THE PORCELAIN ROSE
Paula Sengupta
September 24 – October 24, 2021
The porcelain rose or Etlingera elatior, a succulent plant indigenous to regions with tropical climate, encapsulates the essence of Paula Sengupta’s project. A native of the Southeast Asian humid rainforests, it is also found in the equatorial regions of Africa. The genus is named after eighteenth-century German botanist Andreas Ernst Etlinger, reflecting a well-established strategy of colonial nomenclature. The interregional associations of the plant are further enhanced by the evocation of porcelain—specialized pottery integral to Chinese art history.
An avid artist, archivist and ethnographer, Sengupta arrives at this juncture through her persistent efforts to reclaim chintz—the masterfully dyed, painted and printed cotton of Coromandel, celebrated for its hybrid and transgressive visuals. In the historical chintz textile, rich intercultural socio-religious themes such as Kalpavriksha or the wish-fulfilling tree emerge as a repository of ambiguity — the meticulously drawn vegetal forms gradually evolving into elegant birds or ferocious predators.
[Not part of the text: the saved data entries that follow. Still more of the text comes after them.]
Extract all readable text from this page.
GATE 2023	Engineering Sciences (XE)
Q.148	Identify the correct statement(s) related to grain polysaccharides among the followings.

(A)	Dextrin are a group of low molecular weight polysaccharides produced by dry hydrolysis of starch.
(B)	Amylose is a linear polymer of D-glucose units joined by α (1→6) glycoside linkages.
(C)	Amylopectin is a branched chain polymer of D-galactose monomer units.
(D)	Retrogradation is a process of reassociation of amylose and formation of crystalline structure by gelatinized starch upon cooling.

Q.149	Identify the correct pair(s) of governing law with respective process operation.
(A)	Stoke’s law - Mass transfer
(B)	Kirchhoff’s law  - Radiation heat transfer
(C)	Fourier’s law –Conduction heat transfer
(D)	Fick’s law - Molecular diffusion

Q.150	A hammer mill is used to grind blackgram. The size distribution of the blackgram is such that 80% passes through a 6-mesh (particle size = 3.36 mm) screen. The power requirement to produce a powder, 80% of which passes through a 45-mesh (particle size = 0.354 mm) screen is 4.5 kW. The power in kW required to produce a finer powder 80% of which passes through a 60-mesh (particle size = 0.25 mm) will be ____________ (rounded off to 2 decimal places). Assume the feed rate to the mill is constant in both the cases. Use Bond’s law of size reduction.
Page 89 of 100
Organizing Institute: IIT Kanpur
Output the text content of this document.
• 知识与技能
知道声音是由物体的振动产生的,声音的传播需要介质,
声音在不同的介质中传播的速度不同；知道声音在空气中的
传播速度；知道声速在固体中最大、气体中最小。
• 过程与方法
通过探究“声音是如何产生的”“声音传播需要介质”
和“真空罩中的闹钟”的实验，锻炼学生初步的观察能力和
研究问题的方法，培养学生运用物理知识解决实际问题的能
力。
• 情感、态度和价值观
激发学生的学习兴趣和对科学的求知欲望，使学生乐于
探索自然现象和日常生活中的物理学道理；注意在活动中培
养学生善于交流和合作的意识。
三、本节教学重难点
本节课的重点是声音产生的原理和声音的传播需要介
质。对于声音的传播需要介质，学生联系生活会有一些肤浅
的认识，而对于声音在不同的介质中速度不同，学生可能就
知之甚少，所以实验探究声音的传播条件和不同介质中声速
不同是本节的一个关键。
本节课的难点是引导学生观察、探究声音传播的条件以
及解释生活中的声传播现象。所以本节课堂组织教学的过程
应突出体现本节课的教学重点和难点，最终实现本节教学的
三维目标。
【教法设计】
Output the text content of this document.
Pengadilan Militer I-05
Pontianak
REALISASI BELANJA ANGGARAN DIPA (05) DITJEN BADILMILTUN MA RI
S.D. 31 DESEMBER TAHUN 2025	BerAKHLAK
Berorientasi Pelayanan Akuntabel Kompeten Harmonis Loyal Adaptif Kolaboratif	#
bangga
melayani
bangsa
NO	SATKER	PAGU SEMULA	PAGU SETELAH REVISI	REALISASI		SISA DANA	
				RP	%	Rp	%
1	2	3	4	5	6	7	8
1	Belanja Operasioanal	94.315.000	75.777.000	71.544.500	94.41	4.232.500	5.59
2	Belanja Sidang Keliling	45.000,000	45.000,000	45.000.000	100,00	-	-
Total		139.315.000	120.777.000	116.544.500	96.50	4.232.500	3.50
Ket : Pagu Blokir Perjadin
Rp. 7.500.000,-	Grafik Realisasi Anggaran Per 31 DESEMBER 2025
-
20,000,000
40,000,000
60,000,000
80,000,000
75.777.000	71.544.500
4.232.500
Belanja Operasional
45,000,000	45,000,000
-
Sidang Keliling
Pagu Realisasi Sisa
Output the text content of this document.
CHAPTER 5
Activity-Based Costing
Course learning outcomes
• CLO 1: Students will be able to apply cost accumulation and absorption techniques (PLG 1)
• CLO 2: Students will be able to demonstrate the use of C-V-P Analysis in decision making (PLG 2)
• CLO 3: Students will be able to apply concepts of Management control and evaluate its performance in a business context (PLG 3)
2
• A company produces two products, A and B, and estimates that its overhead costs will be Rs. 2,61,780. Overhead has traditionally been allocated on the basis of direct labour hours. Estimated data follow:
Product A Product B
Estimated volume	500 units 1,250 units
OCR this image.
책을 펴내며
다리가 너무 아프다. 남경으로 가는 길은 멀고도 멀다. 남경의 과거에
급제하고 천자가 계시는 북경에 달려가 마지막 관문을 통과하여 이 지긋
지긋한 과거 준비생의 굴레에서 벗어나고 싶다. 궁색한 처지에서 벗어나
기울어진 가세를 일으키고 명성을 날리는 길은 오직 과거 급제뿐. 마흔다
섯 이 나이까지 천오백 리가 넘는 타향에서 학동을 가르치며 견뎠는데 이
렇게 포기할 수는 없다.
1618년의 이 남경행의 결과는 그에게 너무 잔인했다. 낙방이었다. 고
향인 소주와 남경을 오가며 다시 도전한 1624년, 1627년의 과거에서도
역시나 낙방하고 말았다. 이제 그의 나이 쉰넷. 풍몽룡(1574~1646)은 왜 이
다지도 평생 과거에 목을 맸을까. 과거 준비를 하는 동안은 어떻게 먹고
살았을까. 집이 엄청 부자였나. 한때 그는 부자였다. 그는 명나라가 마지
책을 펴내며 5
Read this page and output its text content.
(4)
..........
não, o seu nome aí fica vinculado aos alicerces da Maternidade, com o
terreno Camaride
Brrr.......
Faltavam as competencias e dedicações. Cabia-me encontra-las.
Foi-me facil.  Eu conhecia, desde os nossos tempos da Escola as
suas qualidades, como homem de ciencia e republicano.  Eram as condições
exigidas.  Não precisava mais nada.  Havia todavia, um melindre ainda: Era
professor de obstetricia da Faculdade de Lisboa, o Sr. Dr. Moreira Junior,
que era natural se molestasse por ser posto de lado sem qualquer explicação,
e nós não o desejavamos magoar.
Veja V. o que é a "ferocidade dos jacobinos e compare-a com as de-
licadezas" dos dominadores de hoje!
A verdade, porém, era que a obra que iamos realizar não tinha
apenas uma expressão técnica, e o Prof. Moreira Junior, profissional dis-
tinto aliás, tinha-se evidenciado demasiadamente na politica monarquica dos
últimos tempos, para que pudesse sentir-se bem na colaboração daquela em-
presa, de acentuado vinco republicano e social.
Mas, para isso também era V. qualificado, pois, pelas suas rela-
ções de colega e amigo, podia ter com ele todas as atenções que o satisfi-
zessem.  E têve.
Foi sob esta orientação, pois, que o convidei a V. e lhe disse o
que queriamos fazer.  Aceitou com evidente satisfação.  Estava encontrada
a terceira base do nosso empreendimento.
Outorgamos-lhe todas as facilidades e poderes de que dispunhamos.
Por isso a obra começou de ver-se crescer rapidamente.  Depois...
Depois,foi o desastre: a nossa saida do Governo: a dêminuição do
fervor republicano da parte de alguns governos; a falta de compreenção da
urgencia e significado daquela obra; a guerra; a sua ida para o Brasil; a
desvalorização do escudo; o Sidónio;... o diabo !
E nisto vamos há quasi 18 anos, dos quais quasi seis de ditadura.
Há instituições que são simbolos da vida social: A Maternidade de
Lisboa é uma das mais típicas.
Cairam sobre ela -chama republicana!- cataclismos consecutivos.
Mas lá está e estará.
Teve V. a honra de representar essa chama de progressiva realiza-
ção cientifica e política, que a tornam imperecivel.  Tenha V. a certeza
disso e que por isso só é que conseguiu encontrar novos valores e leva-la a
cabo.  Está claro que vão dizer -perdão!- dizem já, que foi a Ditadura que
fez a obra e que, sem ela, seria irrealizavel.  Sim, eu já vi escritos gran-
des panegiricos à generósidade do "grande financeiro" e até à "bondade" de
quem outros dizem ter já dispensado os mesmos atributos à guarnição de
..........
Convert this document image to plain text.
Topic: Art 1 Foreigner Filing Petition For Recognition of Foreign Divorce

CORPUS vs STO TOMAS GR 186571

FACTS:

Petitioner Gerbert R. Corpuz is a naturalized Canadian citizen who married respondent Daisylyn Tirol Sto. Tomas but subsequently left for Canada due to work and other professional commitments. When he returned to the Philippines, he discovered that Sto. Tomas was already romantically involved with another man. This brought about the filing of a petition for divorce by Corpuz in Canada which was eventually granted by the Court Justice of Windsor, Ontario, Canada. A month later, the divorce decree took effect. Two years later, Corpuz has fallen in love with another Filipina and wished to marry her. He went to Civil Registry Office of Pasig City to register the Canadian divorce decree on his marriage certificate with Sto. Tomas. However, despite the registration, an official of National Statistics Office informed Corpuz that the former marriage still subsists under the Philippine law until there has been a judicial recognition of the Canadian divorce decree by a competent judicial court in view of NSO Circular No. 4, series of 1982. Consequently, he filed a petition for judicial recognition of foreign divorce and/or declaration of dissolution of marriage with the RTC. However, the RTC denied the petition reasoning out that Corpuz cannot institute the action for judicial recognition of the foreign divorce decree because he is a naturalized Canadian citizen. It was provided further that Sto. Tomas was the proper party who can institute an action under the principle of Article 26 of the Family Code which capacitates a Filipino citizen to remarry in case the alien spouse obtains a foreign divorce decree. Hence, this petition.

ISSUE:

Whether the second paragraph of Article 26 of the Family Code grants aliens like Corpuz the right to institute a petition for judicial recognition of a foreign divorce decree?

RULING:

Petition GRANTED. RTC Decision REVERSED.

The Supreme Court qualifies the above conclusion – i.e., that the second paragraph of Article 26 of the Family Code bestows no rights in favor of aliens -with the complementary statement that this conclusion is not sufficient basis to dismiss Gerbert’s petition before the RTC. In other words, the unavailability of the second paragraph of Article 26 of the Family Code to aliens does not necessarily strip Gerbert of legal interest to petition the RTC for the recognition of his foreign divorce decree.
Camouflage or the act of concealment emerges in her recent works on display as a visual strategy to destabilize the frail boundary between serenity and uncertainty; it is also a reminder of the human condition, and of human folly in the guise of refinement.
The sophisticated delineation of flora and fauna in her most recent drawings, wittily posed against paper with pressed plant specimens, compels us to see the tension between found and constructed visuals, and seemingly conclusive and preposterous narratives.
The Forest of Folly elucidates how the process of making the visuals aids the conceptual rigour. Upon settling their gaze on the picture, viewers are confronted with a majestic tiger with two tails lurking in a forest of flora-embedded rice paper. The pressed herbarium functions as the tangible residue of plants sheltering the predator as well as the wandering zebras and wildebeest. At places, the ink lines intersect with the plant specimens, pushing them to the background; in other instances, the pressed leaves are connected with brush lines to constitute branches of trees, denying a division between the figure and the ground.
About the artist
Dr. Paula Sengupta is an artist, academic, curator, and art writer. She is Professor at the Department of Graphics-Printmaking at the Faculty of Visual Arts, Rabindra Bharati University, Kolkata.
Trained as a printmaker, Paula’s repertoire as an artist includes broadsheets, artist’s books, objects, installation, and community art projects. She works across mediums that include printmaking, textiles and embroidery, papermaking, and much else. She is widely exhibited in India and abroad.
She is author of The Printed Picture: Four Centuries of Indian Printmaking published by the Delhi Art Gallery, New Delhi in 2012 and Foreign & Indigenous Influences in Indian Printmaking published by LAP Lambert Academic Publishing, Saarbrucken, Germany in 2013.
“The word “Serengeti” means ‘endless plain’ in Masai. And it is truly endless. As far as the eye can see, it is a vast, limitless grassland, extending into the horizon and beyond. These are the Savannahs that I have read about since childhood, but witnessed for the first time here. I was told that in the summer, the grass dies out and this is a brown wasteland in which predators wander at large. Now, with afternoon thunderstorms washing the plain, we saw lions nestling and strolling through the grass at sundown, while leopards lounged camouflaged in tree branches in the afternoon sun.